American airport lights shone blue, rich blue against tarmac, and they never failed. The long runways spun smooth ribbons across gentle flats, clean, wiped of dangers. Never had she seen the splash of fire ripple crazy on an American runway, nor heard American voices screech fear, or vent the speechless shrill of burning skin—not here. Not yet.
The distant engines thrumming through clouds and space. One long, long night and she could travel to the singing land. Could lean on the seat back, looking at the window, waiting while the magic jet took her home. White moon on jet's wing, black airless night. If she went from this place, she could find her way. If God forgave. Every night she tested the door, pressed the clean glass at the windows, measured the spaces between the smooth cold bars. The doctor watched and she knew it, but she could not help herself.
Yes, the doctor knew how she looked for the jets. How she listened, all hours, maybe even in her sleep. Planes promised no threats. Now the doctor asked her questions about the jets. Wilton could not bear it if one should come down low, and he asked why. As if he could not know. As if knowing were a matter of choice.
Chapter 98: Lindsey
August 1971
Lagos, Western Region, Nigeria
Oroko came into Lindsey's office. News about Gilman? She saw him gesture to David, who left. Oroko waited for the door to close, straightening his spectacles.
"Ojorome hired two new men," Oroko said.
Lindsey touched the
Daily Times
newspaper on her desk and glanced again at Oroko. Oroko waxed prosperous in her service. He didn't flaunt his money, still dressed with conservatism. She supposed he was putting his money aside for the day when she lost her influence. She knew that he didn't spend freely on an extended family. No obvious chain of mistresses. Unusual. She wondered why. Most men had long complex obligations back in the village. Sandy would have known.

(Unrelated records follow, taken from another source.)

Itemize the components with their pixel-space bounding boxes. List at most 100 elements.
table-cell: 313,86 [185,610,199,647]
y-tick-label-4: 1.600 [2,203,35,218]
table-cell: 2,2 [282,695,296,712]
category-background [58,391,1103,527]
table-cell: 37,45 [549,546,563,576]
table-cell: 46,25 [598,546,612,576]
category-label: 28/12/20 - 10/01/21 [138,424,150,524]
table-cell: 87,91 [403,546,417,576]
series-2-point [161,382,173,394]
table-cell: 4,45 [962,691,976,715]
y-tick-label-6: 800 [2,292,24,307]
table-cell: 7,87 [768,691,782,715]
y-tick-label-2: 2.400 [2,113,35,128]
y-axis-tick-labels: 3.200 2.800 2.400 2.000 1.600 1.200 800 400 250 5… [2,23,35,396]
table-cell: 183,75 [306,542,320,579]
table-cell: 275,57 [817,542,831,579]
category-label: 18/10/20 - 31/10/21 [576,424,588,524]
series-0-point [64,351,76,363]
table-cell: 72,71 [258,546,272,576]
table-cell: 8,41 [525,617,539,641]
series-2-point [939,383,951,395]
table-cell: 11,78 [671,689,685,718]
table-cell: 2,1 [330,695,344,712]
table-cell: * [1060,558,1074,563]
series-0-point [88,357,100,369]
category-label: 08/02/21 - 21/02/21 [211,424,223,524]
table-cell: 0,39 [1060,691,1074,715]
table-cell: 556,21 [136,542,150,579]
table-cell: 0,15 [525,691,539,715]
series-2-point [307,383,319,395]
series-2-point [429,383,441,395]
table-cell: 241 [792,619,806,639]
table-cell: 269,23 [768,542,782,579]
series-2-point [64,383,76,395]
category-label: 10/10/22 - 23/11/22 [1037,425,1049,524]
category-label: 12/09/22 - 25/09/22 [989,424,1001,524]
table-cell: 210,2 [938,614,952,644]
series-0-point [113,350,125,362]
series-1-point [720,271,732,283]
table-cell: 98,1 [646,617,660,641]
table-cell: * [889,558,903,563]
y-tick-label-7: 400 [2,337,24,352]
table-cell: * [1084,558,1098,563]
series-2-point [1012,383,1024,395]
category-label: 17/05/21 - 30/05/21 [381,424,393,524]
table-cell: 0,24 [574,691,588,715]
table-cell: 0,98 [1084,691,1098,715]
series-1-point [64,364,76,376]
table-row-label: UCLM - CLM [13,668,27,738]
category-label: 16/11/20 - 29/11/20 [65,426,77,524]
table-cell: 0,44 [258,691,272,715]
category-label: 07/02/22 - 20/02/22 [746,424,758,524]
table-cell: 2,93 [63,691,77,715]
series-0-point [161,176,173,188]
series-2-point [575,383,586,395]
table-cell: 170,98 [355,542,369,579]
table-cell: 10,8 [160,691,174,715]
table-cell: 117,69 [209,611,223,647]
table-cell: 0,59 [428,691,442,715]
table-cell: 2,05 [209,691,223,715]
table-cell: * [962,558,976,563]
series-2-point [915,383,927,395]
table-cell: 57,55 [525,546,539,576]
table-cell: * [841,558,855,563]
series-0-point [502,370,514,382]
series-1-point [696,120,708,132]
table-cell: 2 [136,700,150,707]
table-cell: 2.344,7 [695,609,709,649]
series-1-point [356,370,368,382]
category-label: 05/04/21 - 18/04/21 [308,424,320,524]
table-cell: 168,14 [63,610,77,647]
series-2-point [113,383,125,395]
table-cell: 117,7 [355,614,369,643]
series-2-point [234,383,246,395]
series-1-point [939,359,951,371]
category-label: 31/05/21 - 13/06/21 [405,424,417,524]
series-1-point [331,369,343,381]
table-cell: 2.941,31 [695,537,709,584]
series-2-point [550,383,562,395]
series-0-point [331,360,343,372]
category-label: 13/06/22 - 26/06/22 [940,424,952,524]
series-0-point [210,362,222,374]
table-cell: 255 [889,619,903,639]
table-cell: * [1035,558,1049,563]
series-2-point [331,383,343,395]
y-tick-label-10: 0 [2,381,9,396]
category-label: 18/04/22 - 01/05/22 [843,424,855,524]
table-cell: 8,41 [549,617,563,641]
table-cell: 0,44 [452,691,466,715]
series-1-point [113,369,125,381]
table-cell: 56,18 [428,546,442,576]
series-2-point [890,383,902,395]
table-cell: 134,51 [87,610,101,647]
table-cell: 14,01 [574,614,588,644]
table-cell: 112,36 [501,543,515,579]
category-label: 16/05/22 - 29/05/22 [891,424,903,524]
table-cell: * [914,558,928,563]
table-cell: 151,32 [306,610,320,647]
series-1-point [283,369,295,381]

"Do you have plans for what you're going to do if something happens to me?" she said, surprised at her own sudden mood of mischief.
Oroko barely twitched.
"Ojorome has hired two new men," he said again, in precisely the same intonation.
Oh, so that's not a question to ask your bodyguard. Lindsey turned the
Daily Times
over and opened it to the third page, bypassing the short article that denounced the employment of foreigners in government offices.
"Who's Ojorome paying at the
Times
office?" she said, pointing out the photo of Ojorome, smiling in his European business suit.
"William Asuka. A venial man."
"With many debts, I suppose. Extended obligations."
Oroko nodded.
"Where does Ojorome obtain his money?"
"His father was wealthy. I think these foreign businessmen give Ojorome money for promises. Ojorome claims he can make Lindsey Kinner agree to exclusive arrangements for distribution and expansion of trade goods."
"He has no discretion," Lindsey said.
She sensed that Oroko felt pleased. His diction delighted her sometimes. She'd never asked Sandy or Wilton much about him—he'd always kept his origins secret. She respected that. He must come from one of the minority tribes, fluent though he was in Yoruba, Hausa and Igbo.
"So tell me, why did Ojorome hire two new men?"
His mouth thinned as though in disgust.
"I think that they are hired to kill you."
"To kill me?" She looked at him. "Only two?"
"Do not believe there is no danger."
"No," Lindsey said, "even the best bodyguard can't guarantee safety. Though you come close."
When Oroko spoke again, she heard anxiety in his voice. It moved her.